再婚の方の遺言1

背景


 この遺言者様は、男性で30年ほど前に奥様を亡くされ、その後20年ほど前に、当時の職場の同僚だった女性と親しくなり、同居生活をされていたのですが、婚姻届けを出さず事実婚の状態でお暮しでした。年齢は80歳代後半で、事実婚の女性は70歳代後半の方でした。
 

 また男性には、亡くなられた奥様との間に2人のお嬢様が居られ、おふたりとも50歳代でそれぞれ独立しておられます。
男性としては、ご自身が年老いてこられ、生い先短いと思っておられ、ご自身亡き後の事実婚の女性の将来を大変ご心配されていました。特に男性自身亡きあとの女性の住む場所のことをとても心配されていました。
 

右図1,20年の事実婚、男性には前婚時の長女と次女あり

 後述の現在おふたりでお住まいのご自宅に、女性の方が男性亡きあとも継続して住み続けられるのか、娘2人からの立ち退きを迫られるのではといったことも心配されていました。右図1のようなご家族関係です。
 

財産としては、おふたりでお住まいのご自宅と、現預金があるといった状況でした。

ポイント


①婚姻届けを出さず事実婚のご夫婦である。
②夫婦(事実婚)の年齢差が10歳以上あり、男性の死後女性の将来が心配。特に自宅に継続して住み続けることができるのか。
③前婚でのお子様が2人おられる。

対応


 まず、お勧めしたことは、もう20年も事実婚を続けられているのであれば、きちんと婚姻届けを役所に提出し、法律上の夫婦になられてはということでした。
 

右図2,事実婚状態での遺留分
右図3,法定婚での遺留分

 日本の民法は法定婚を採用していますから、婚姻届けを役所に提出し戸籍上の夫婦になっていなければ、いかに20数年事実婚を継続されていても、婚姻関係があるとみなされません。 
 

 言い換えれば、こちらの男性と女性は、法律上は全くの他人、従って男性が亡くなったとしても、この女性には相続権はなく、まったくの無権利者ということになってしまいます。

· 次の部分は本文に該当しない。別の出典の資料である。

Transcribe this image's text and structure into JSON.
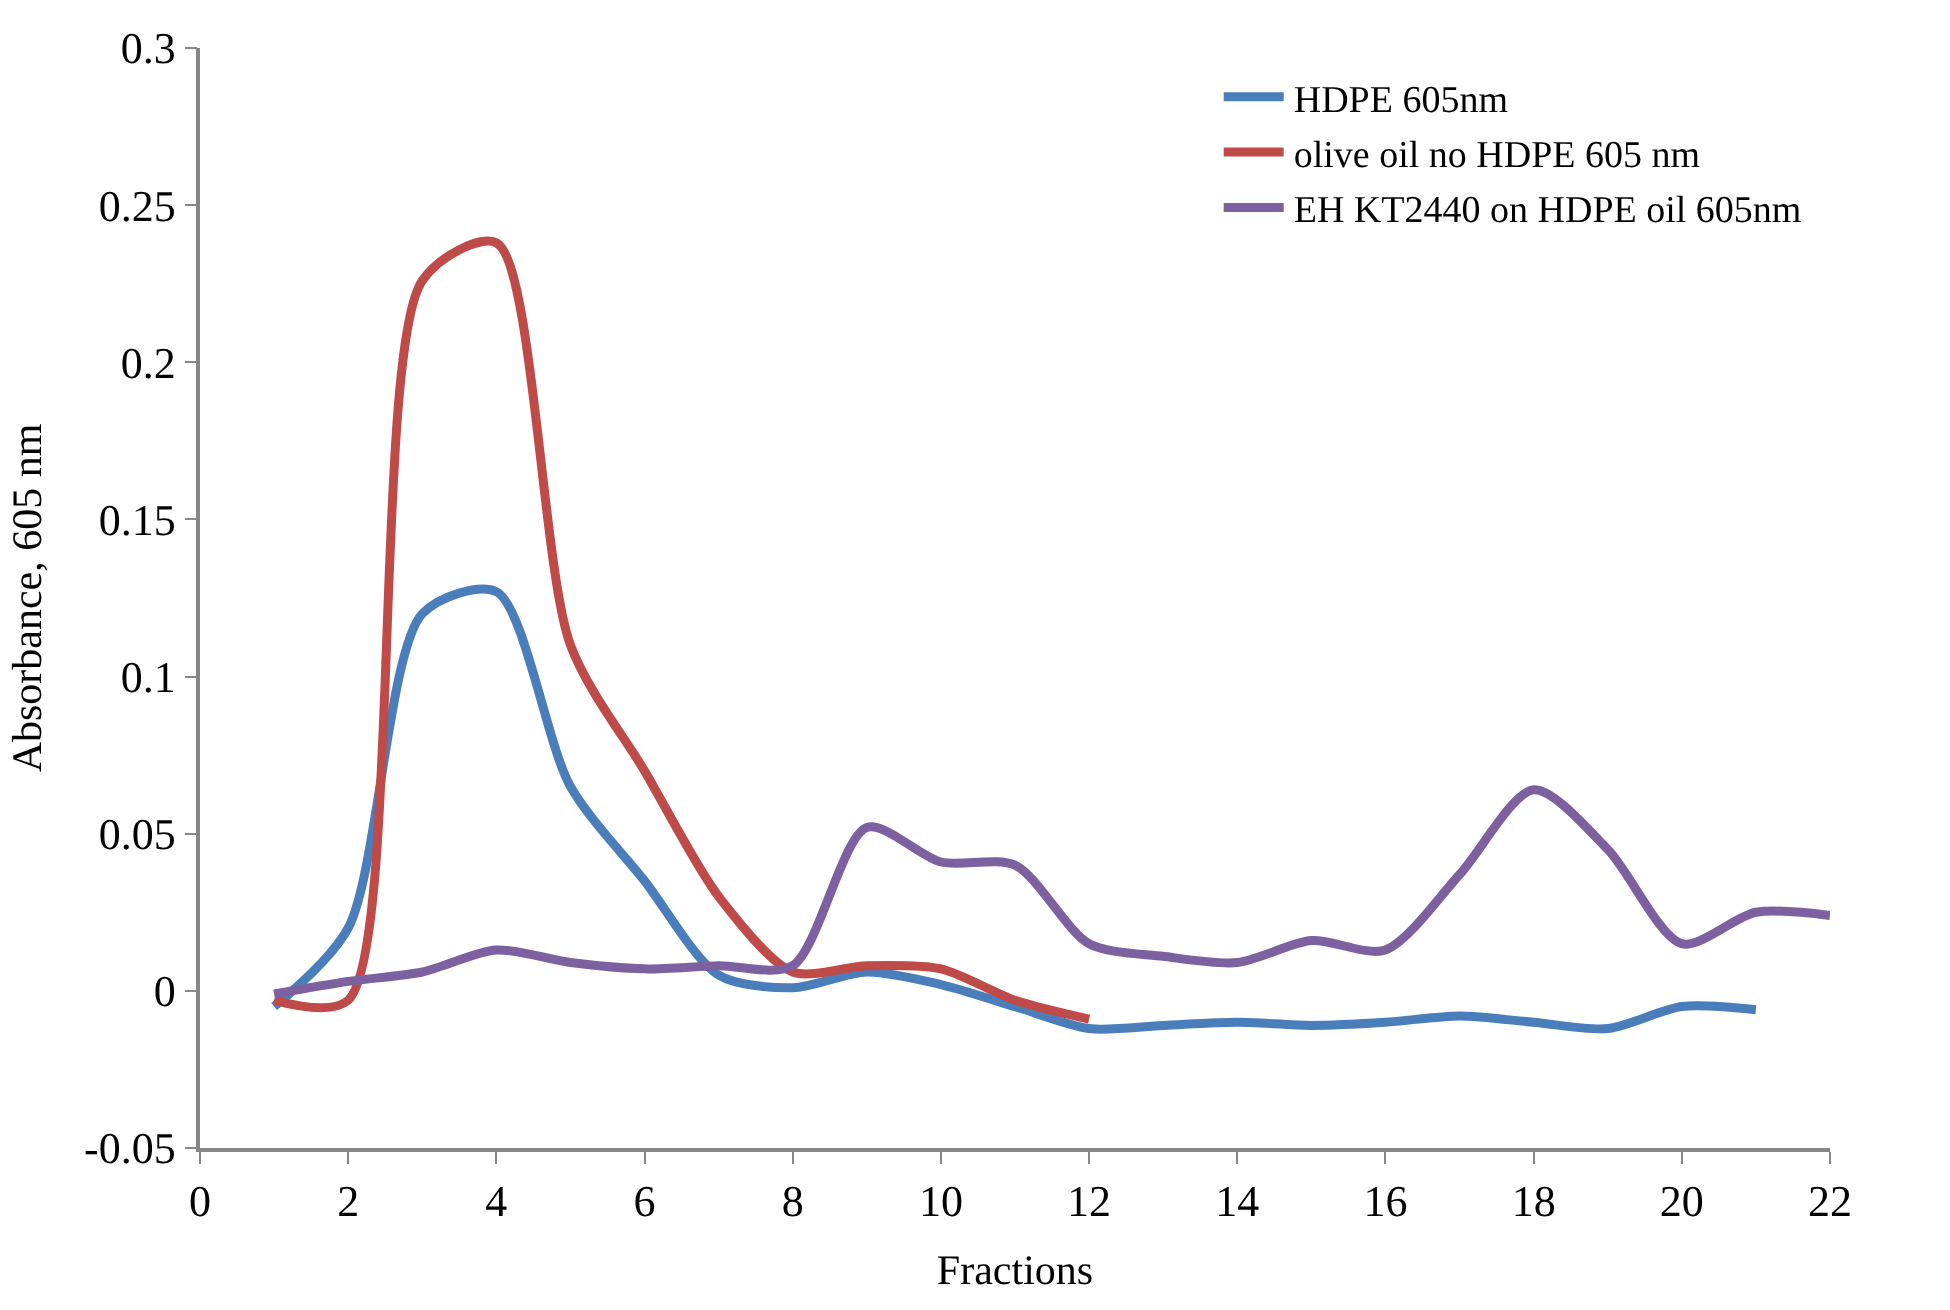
{
  "chart_data": {
    "type": "line",
    "xlabel": "Fractions",
    "ylabel": "Absorbance, 605 nm",
    "xlim": [
      0,
      22
    ],
    "xticks": [
      0,
      2,
      4,
      6,
      8,
      10,
      12,
      14,
      16,
      18,
      20,
      22
    ],
    "ylim": [
      -0.05,
      0.3
    ],
    "yticks": [
      -0.05,
      0,
      0.05,
      0.1,
      0.15,
      0.2,
      0.25,
      0.3
    ],
    "legend": "top right",
    "marker": "none",
    "line_style": "solid",
    "series": [
      {
        "name": "HDPE 605nm",
        "color": "#4a7ebb",
        "x": [
          1,
          2,
          3,
          4,
          5,
          6,
          7,
          8,
          9,
          10,
          11,
          12,
          13,
          14,
          15,
          16,
          17,
          18,
          19,
          20,
          21
        ],
        "values": [
          -0.005,
          0.02,
          0.12,
          0.127,
          0.065,
          0.035,
          0.005,
          0.001,
          0.006,
          0.002,
          -0.005,
          -0.012,
          -0.011,
          -0.01,
          -0.011,
          -0.01,
          -0.008,
          -0.01,
          -0.012,
          -0.005,
          -0.006
        ]
      },
      {
        "name": "olive oil no HDPE 605 nm",
        "color": "#be4b48",
        "x": [
          1,
          2,
          3,
          4,
          5,
          6,
          7,
          8,
          9,
          10,
          11,
          12
        ],
        "values": [
          -0.003,
          -0.003,
          0.226,
          0.238,
          0.11,
          0.07,
          0.03,
          0.006,
          0.008,
          0.007,
          -0.003,
          -0.009
        ]
      },
      {
        "name": "EH KT2440 on HDPE oil 605nm",
        "color": "#7d60a0",
        "x": [
          1,
          2,
          3,
          4,
          5,
          6,
          7,
          8,
          9,
          10,
          11,
          12,
          13,
          14,
          15,
          16,
          17,
          18,
          19,
          20,
          21,
          22
        ],
        "values": [
          -0.001,
          0.003,
          0.006,
          0.013,
          0.009,
          0.007,
          0.008,
          0.008,
          0.052,
          0.041,
          0.04,
          0.015,
          0.011,
          0.009,
          0.016,
          0.013,
          0.037,
          0.064,
          0.045,
          0.015,
          0.025,
          0.024
        ]
      }
    ]
  }
}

 また、遺言を準備されたとしても、仮に事実婚のままこの女性に全財産を遺贈するとしても、おふたりのお嬢様の遺留分はそれぞれ4分の1ずつで計2分の1になります。(右図2,ご参照ください。)
 仮に入籍され、配偶者となられた場合、全財産を妻に相続させるという遺言を書いたとすると、おふたりのお嬢様の遺留分はそれぞれ8分の1ずつで計4分の1となり、前段の場合にくらべ半分になります。(右図3、ご参照ください。)


 そのことをご理解頂き、まず入籍のための婚姻届けを地元の市役所に提出して頂きました。(因みに、婚姻届けは1年365日24時間、住所地の市区町村役場で受付てくれます。)
 

 それで晴れて法律上のご夫婦になって頂いた上で、公正証書遺言の作成へと手続きを進めました。遺言の内容は、一番の懸念事項である将来の奥様の安住の地である現在のご自宅を相続させるということ。
 

 さらに、お嬢様おふたりの遺留分を満たす内容にするべく(参照「遺留分限度を満たした遺言」)、「すべての財産の1/8に相当する額の現預金を、それぞれのお嬢様へ相続させる(それ以外の現預金は奥様へ相続させる)」と言った内容です。
 

 この内容を、公証人の先生にお伝えし、公正証書遺言を作成頂き、私と仲間の行政書士2名が立会証人となり(公正証書遺言作成時には2名の証人が必要です。)無事に完成となりました。
 

 現在も、ご主人も奥様も大変お元気で、「素晴らしい内容のアドバイスを頂いた、そのおかげで2人安心して暮らしている」と時々時候のご挨拶を頂いています。

 ついでながら、こちらの奥様は、将来夫亡き後、このご自宅を夫のおふたりのお嬢様へ遺す、との内容の遺言書を作成すると仰っています。